Crisis alimentaria en el trabajo: el 83% de los asalariados argentinos sufre vulnerabilidad durante su jornada

Un reciente estudio del Observatorio de la Deuda Social de la Universidad Católica Argentina (UCA) reveló que la alimentación durante la jornada laboral se ha convertido en un reflejo de las desigualdades estructurales en el país.

Según el informe, el 83,5% de los trabajadores argentinos enfrenta algún tipo de vulnerabilidad alimentaria, ya sea por restringir la cantidad de comida o por resignar calidad nutricional debido a motivos económicos.

Apenas el 16,5% de la fuerza laboral se encuentra libre de estas privaciones.

El dato más alarmante indica que el 61,1% de los asalariados admite haber tenido que saltearse alguna comida durante su jornada por falta de recursos. Esta situación es aún más crítica entre los jóvenes de 18 a 29 años, donde el ajuste forzado alcanza al 70,7% de los trabajadores.
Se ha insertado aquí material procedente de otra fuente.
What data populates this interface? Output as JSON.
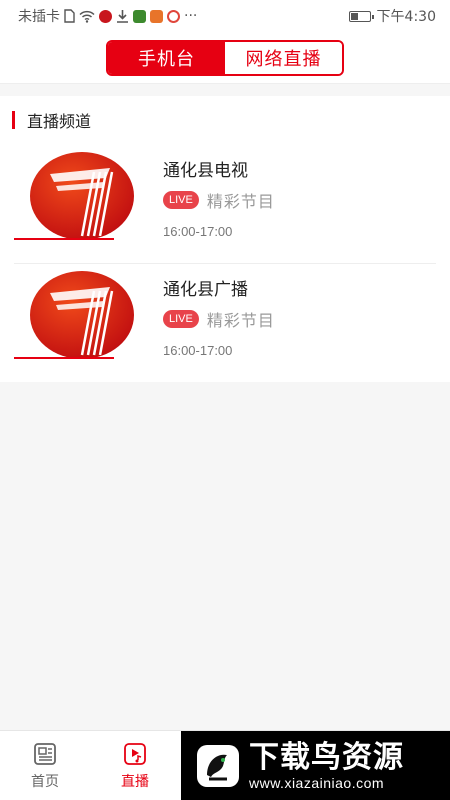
{
  "statusbar": {
    "carrier": "未插卡",
    "time": "下午4:30",
    "battery_level": 0.4,
    "more": "···"
  },
  "header": {
    "tabs": [
      {
        "label": "手机台",
        "active": true
      },
      {
        "label": "网络直播",
        "active": false
      }
    ]
  },
  "section": {
    "title": "直播频道"
  },
  "channels": [
    {
      "name": "通化县电视",
      "badge": "LIVE",
      "program": "精彩节目",
      "time": "16:00-17:00"
    },
    {
      "name": "通化县广播",
      "badge": "LIVE",
      "program": "精彩节目",
      "time": "16:00-17:00"
    }
  ],
  "tabbar": {
    "items": [
      {
        "label": "首页",
        "icon": "news-icon",
        "active": false
      },
      {
        "label": "直播",
        "icon": "live-play-icon",
        "active": true
      }
    ]
  },
  "watermark": {
    "title": "下载鸟资源",
    "url": "www.xiazainiao.com"
  },
  "colors": {
    "accent": "#e60012",
    "live_badge": "#e8434a"
  }
}
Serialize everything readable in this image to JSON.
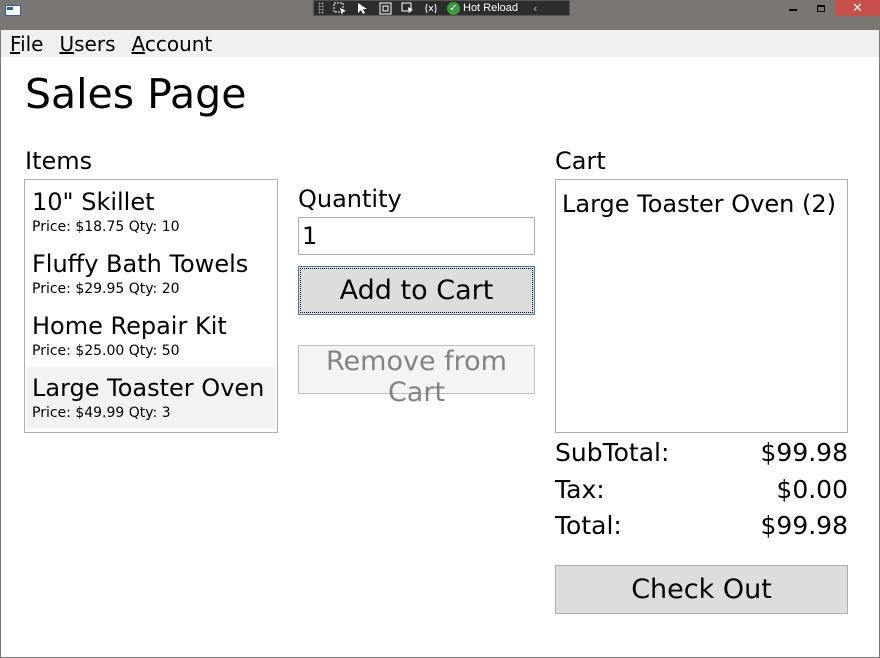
{
  "devbar": {
    "hot_reload_label": "Hot Reload"
  },
  "menu": {
    "file": "File",
    "file_rest": "ile",
    "users": "Users",
    "users_rest": "sers",
    "account": "Account",
    "account_rest": "ccount"
  },
  "page": {
    "title": "Sales Page"
  },
  "items": {
    "label": "Items",
    "list": [
      {
        "name": "10\" Skillet",
        "meta": "Price: $18.75 Qty: 10"
      },
      {
        "name": "Fluffy Bath Towels",
        "meta": "Price: $29.95 Qty: 20"
      },
      {
        "name": "Home Repair Kit",
        "meta": "Price: $25.00 Qty: 50"
      },
      {
        "name": "Large Toaster Oven",
        "meta": "Price: $49.99 Qty: 3",
        "selected": true
      }
    ]
  },
  "quantity": {
    "label": "Quantity",
    "value": "1"
  },
  "buttons": {
    "add_to_cart": "Add to Cart",
    "remove_from_cart": "Remove from Cart",
    "check_out": "Check Out"
  },
  "cart": {
    "label": "Cart",
    "items": [
      "Large Toaster Oven (2)"
    ],
    "subtotal_label": "SubTotal:",
    "subtotal_value": "$99.98",
    "tax_label": "Tax:",
    "tax_value": "$0.00",
    "total_label": "Total:",
    "total_value": "$99.98"
  },
  "colors": {
    "titlebar": "#7a7673",
    "close_button": "#c7504b",
    "hot_reload_check": "#3c9a3c"
  }
}
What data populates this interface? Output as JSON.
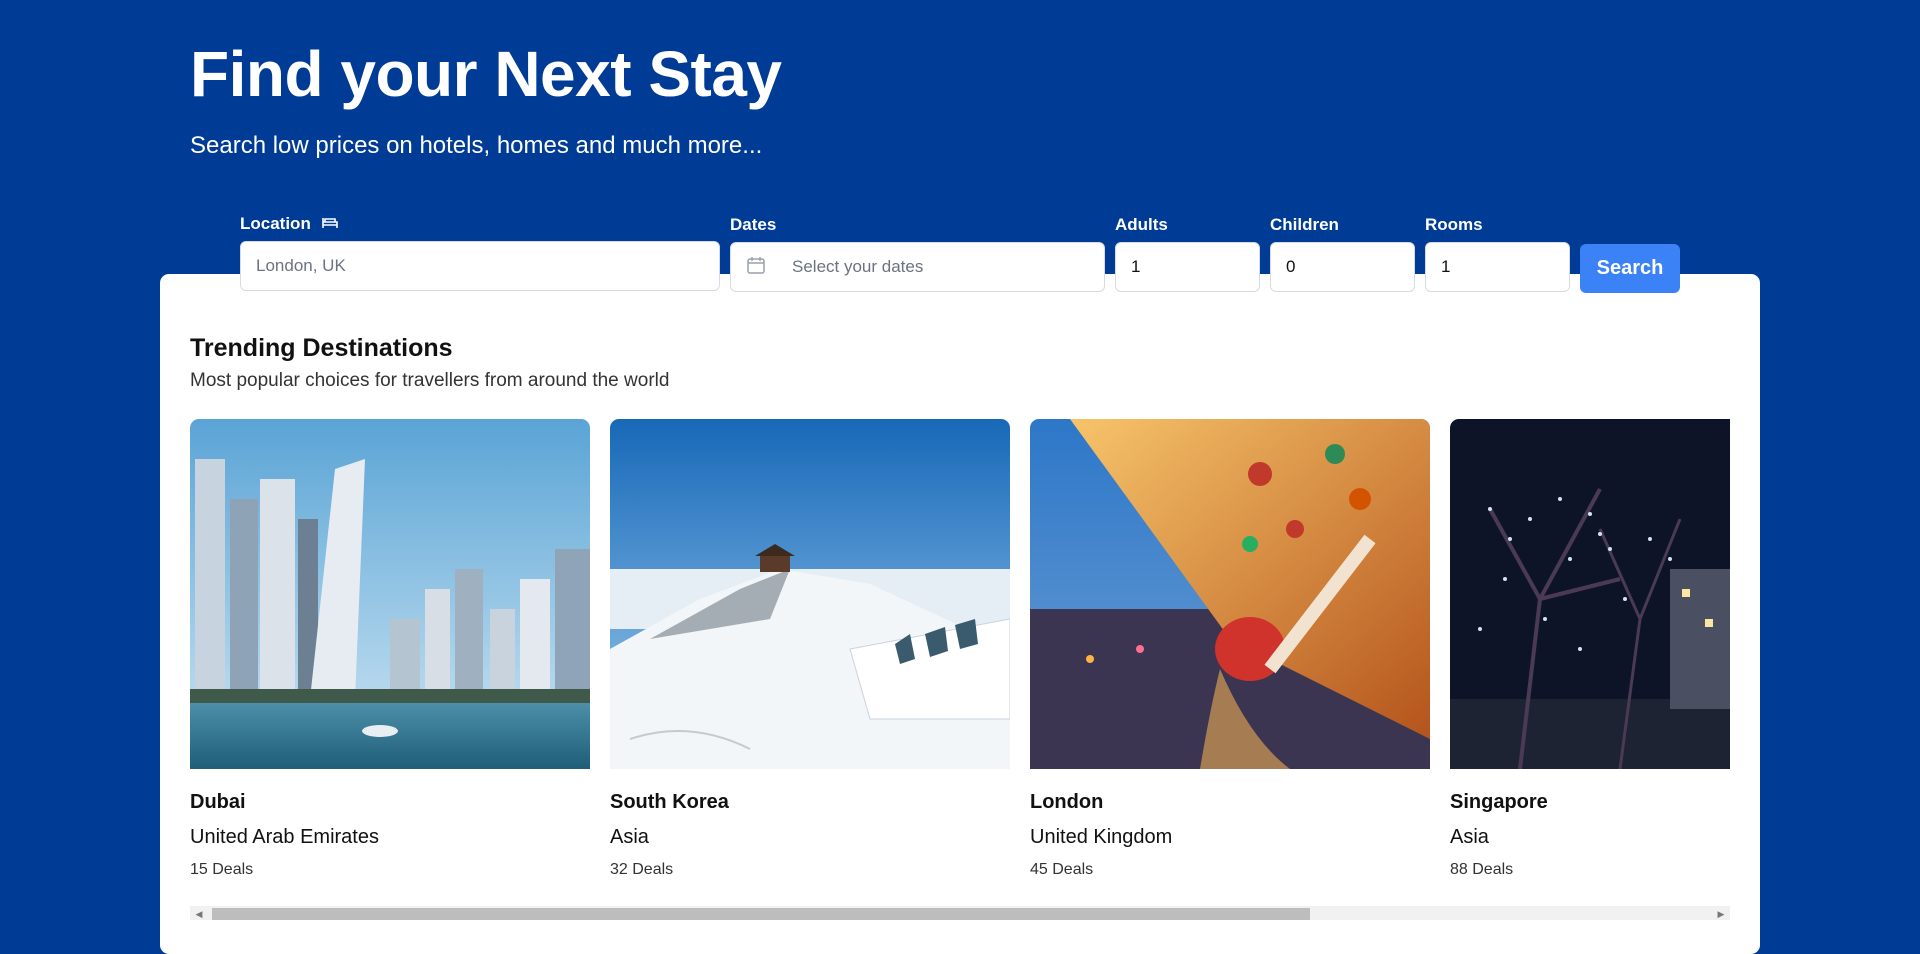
{
  "hero": {
    "title": "Find your Next Stay",
    "subtitle": "Search low prices on hotels, homes and much more..."
  },
  "search": {
    "location_label": "Location",
    "location_placeholder": "London, UK",
    "dates_label": "Dates",
    "dates_placeholder": "Select your dates",
    "adults_label": "Adults",
    "adults_value": "1",
    "children_label": "Children",
    "children_value": "0",
    "rooms_label": "Rooms",
    "rooms_value": "1",
    "button_label": "Search"
  },
  "trending": {
    "title": "Trending Destinations",
    "subtitle": "Most popular choices for travellers from around the world",
    "destinations": [
      {
        "name": "Dubai",
        "region": "United Arab Emirates",
        "deals": "15 Deals"
      },
      {
        "name": "South Korea",
        "region": "Asia",
        "deals": "32 Deals"
      },
      {
        "name": "London",
        "region": "United Kingdom",
        "deals": "45 Deals"
      },
      {
        "name": "Singapore",
        "region": "Asia",
        "deals": "88 Deals"
      }
    ]
  },
  "colors": {
    "brand": "#003b95",
    "accent": "#3b82f6"
  }
}
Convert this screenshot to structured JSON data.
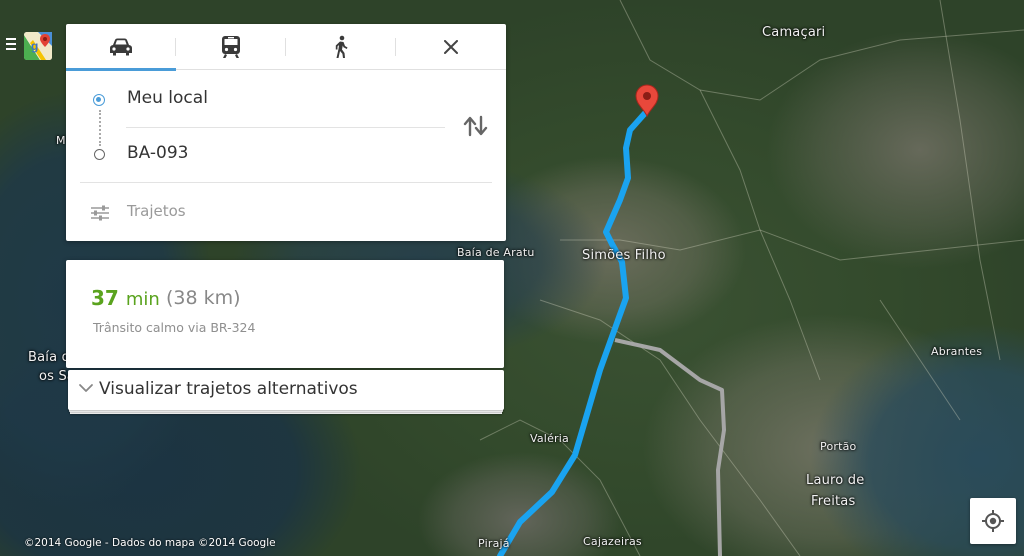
{
  "app": {
    "logo": "google-maps-icon",
    "menu": "menu-icon"
  },
  "directions": {
    "modes": [
      {
        "name": "car",
        "icon": "car-icon",
        "active": true
      },
      {
        "name": "transit",
        "icon": "train-icon",
        "active": false
      },
      {
        "name": "walking",
        "icon": "walking-icon",
        "active": false
      }
    ],
    "close_icon": "close-icon",
    "origin": "Meu local",
    "destination": "BA-093",
    "swap_icon": "swap-icon",
    "options_label": "Trajetos",
    "options_icon": "sliders-icon"
  },
  "route": {
    "time_value": "37",
    "time_unit": "min",
    "distance": "(38 km)",
    "summary": "Trânsito calmo via BR-324"
  },
  "alternatives": {
    "label": "Visualizar trajetos alternativos",
    "icon": "chevron-down-icon"
  },
  "map": {
    "places": {
      "camacari": "Camaçari",
      "simoes_filho": "Simões Filho",
      "baia_aratu": "Baía de Aratu",
      "baia_todos_santos_1": "Baía d",
      "baia_todos_santos_2": "os Sa",
      "abrantes": "Abrantes",
      "valeria": "Valéria",
      "portao": "Portão",
      "lauro_1": "Lauro de",
      "lauro_2": "Freitas",
      "piraja": "Pirajá",
      "cajazeiras": "Cajazeiras",
      "edge_m": "M"
    },
    "route_color": "#1aa3f0",
    "marker_color": "#e8483b",
    "locate_icon": "my-location-icon",
    "copyright": "©2014 Google - Dados do mapa ©2014 Google"
  }
}
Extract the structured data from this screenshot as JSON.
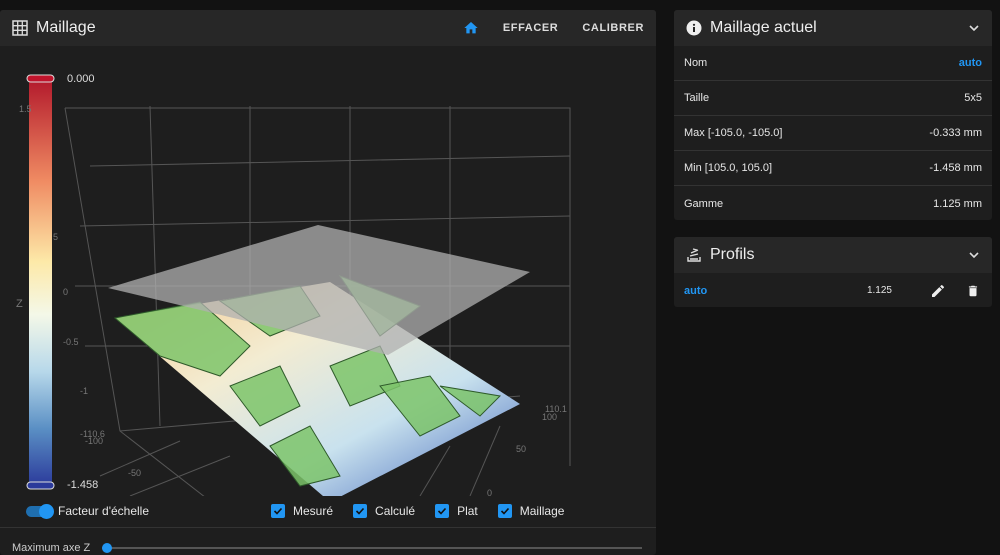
{
  "mesh_card": {
    "title": "Maillage",
    "icon": "grid-icon",
    "home_icon": "home-icon",
    "clear_label": "EFFACER",
    "calibrate_label": "CALIBRER"
  },
  "colorbar": {
    "max_label": "0.000",
    "min_label": "-1.458",
    "colors": [
      "#b2182b",
      "#ef8a62",
      "#fddbc7",
      "#f7f7f7",
      "#d1e5f0",
      "#67a9cf",
      "#2b3a9b"
    ]
  },
  "plot": {
    "z_axis_label": "Z",
    "z_ticks": [
      "1.5",
      "5",
      "0",
      "-0.5",
      "-1"
    ],
    "x_ticks": [
      "-110.6",
      "-100",
      "-50"
    ],
    "y_ticks": [
      "110.1",
      "100",
      "50",
      "0"
    ],
    "flat_color": "#b0b0b0",
    "mesh_color": "#7cc46a"
  },
  "controls": {
    "scale_toggle_label": "Facteur d'échelle",
    "scale_toggle_on": true,
    "checkboxes": [
      {
        "label": "Mesuré",
        "checked": true
      },
      {
        "label": "Calculé",
        "checked": true
      },
      {
        "label": "Plat",
        "checked": true
      },
      {
        "label": "Maillage",
        "checked": true
      }
    ],
    "zmax_label": "Maximum axe Z",
    "zmax_value": 0
  },
  "current_mesh": {
    "title": "Maillage actuel",
    "icon": "info-icon",
    "rows": [
      {
        "label": "Nom",
        "value": "auto"
      },
      {
        "label": "Taille",
        "value": "5x5"
      },
      {
        "label": "Max [-105.0, -105.0]",
        "value": "-0.333 mm"
      },
      {
        "label": "Min [105.0, 105.0]",
        "value": "-1.458 mm"
      },
      {
        "label": "Gamme",
        "value": "1.125 mm"
      }
    ]
  },
  "profiles": {
    "title": "Profils",
    "icon": "layers-icon",
    "items": [
      {
        "name": "auto",
        "range": "1.125"
      }
    ]
  },
  "accent": "#2196f3"
}
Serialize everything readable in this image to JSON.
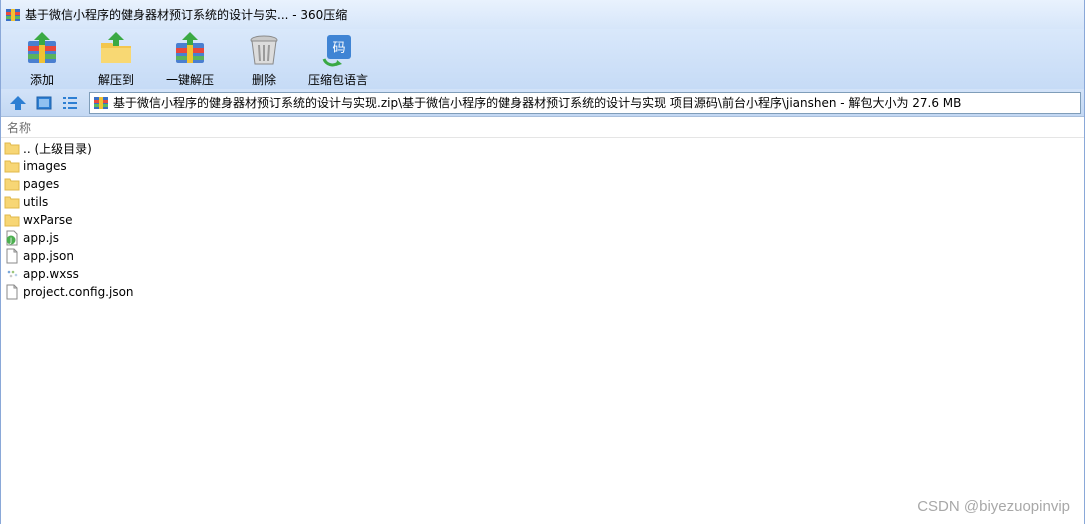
{
  "window": {
    "title": "基于微信小程序的健身器材预订系统的设计与实... - 360压缩"
  },
  "toolbar": {
    "items": [
      {
        "label": "添加",
        "icon": "add-archive-icon"
      },
      {
        "label": "解压到",
        "icon": "extract-to-icon"
      },
      {
        "label": "一键解压",
        "icon": "one-click-extract-icon"
      },
      {
        "label": "删除",
        "icon": "delete-icon"
      },
      {
        "label": "压缩包语言",
        "icon": "archive-language-icon"
      }
    ]
  },
  "addressbar": {
    "path": "基于微信小程序的健身器材预订系统的设计与实现.zip\\基于微信小程序的健身器材预订系统的设计与实现 项目源码\\前台小程序\\jianshen - 解包大小为 27.6 MB"
  },
  "list": {
    "column_name": "名称",
    "files": [
      {
        "name": ".. (上级目录)",
        "type": "folder"
      },
      {
        "name": "images",
        "type": "folder"
      },
      {
        "name": "pages",
        "type": "folder"
      },
      {
        "name": "utils",
        "type": "folder"
      },
      {
        "name": "wxParse",
        "type": "folder"
      },
      {
        "name": "app.js",
        "type": "js"
      },
      {
        "name": "app.json",
        "type": "file"
      },
      {
        "name": "app.wxss",
        "type": "wxss"
      },
      {
        "name": "project.config.json",
        "type": "file"
      }
    ]
  },
  "watermark": "CSDN @biyezuopinvip",
  "colors": {
    "titlebar": "#d6e6fa",
    "toolbar": "#c6dbf6",
    "folder": "#f7d675",
    "nav_blue": "#2d7fd3"
  }
}
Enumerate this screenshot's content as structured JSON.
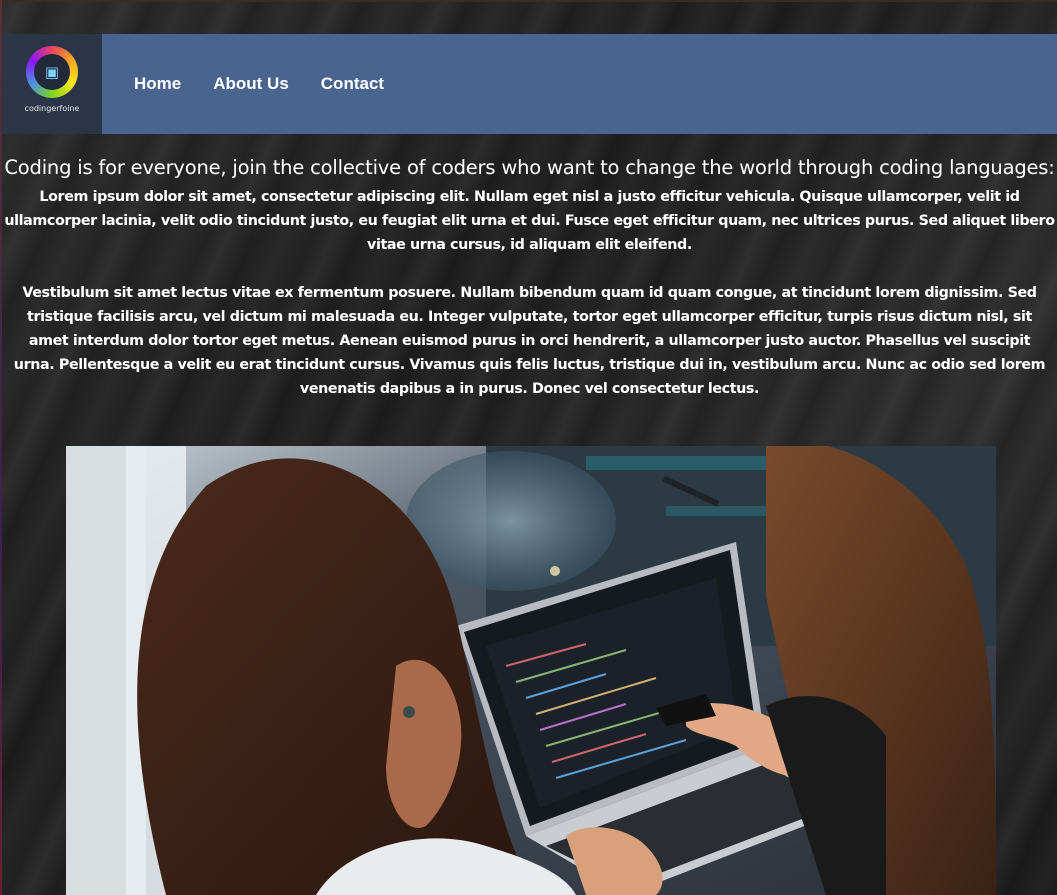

Además, el 78,5% de los encuestados reconoció que debe optar por alimentos menos nutritivos pero más económicos para poder almorzar.

En términos económicos, almorzar en el trabajo implica un fuerte desembolso: el 43,9% de los empleados gasta entre $5.000 y $10.000 diarios, lo que convierte a la alimentación en un costo operativo que presiona sobre el salario real.

Ante este escenario, el 80,4% de los asalariados se manifestó a favor de recibir un aporte de su empleador para cubrir estos gastos.

Finalmente, el informe destaca que la falta de infraestructura básica, como heladeras o microondas, agrava el problema, elevando el salteo de comidas al 72% en esos casos. Geográficamente, la región del noreste argentino es la más afectada, donde la mitad de los trabajadores declara no realizar ninguna ingesta durante su horario laboral.